Selain itu memiliki 1.340 suku bangsa dengan jumlah populasi tertinggi suku jawa mencapai lebih 40 persen, dan memiliki keragaman budaya, aliran kepercayaan, organisasi yang diikuti, partai politik, dan mata pencaharian/profesi.

Ini menunjukkan, bahwa Indonesia memiliki potensi dan modal sosial (social of capital) yang sangat besar dalam menjaga, merawat dan melestarikan keutuhan bangsa.

Jika menilik prolog di atas, dapat dipahami bahwa kemajemukan merupakan genetik bangsa Indonesia. Artinya, Indonesia dibentuk/ dilahirkan dari genetik keberagaman dan kemajemukan.

Ini yang mesti disadari oleh seluruh lapisan/elemen masyarakat, baik kultural maupun struktural, untuk menjaga, merawat, dan melestarikan gen keindonesiaan ini. Ironis, jika ada warga bangsa yang anti-keberagaman/anti-kebhinnekaan dan kemajemukan dalam kehidupan sosio-kultural-religius kemasyarakatan.

Celakanya lagi, jika para pemimpin (lintas sektoral) tidak dapat memahami keberagaman dan kemajemukan secara utuh dan mendalam (holistic). Mestinya, para pemimpin menjadi penengah (moderat, wasathiyyah), tidak memihak (diskriminatif), dan memenuhi seluruh hak-hak warga bangsa yang telah dijamin undang-undang.
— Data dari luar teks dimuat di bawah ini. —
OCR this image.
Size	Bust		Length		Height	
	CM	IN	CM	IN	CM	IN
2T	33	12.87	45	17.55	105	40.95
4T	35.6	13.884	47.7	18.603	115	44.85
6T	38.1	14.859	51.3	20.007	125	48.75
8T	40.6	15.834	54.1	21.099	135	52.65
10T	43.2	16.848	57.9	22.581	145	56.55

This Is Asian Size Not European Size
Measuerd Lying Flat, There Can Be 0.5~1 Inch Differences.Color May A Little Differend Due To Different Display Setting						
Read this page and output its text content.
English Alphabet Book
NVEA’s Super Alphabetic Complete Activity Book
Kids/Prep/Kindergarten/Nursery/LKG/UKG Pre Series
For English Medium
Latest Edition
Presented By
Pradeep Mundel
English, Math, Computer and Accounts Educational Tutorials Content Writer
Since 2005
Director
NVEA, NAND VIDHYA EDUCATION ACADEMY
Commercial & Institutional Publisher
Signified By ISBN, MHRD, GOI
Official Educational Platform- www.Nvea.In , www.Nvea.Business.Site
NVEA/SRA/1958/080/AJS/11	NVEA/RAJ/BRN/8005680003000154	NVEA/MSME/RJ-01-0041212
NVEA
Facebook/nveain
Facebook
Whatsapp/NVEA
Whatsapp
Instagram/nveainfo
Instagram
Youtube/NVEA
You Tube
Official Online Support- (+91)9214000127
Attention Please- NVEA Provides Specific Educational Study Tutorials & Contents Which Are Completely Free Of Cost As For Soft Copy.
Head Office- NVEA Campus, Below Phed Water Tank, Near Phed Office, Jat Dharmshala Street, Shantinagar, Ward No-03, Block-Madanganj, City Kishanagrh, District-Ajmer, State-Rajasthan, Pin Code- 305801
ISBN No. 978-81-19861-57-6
Secara historis, profetik telah memberikan keteladanan (uswah hasanah) dalam membina, mendidik, dan memimpin umat di Yatsrib (Madinah). Ia mampu merangkul, menyatukan, dan mempersaudarakan (ukhwah) ‘kaum Muhajirin’(penduduk Makkah) dan ‘kaum Anshar’ (penduduk Madinah), serta mampu menjamin keselamatan dan keamanan terhadap suku (kabilah) atau pemeluk agama lain, semisal Bani Qaynuqa’, Bani Quraizah, dan Bani Nadhir.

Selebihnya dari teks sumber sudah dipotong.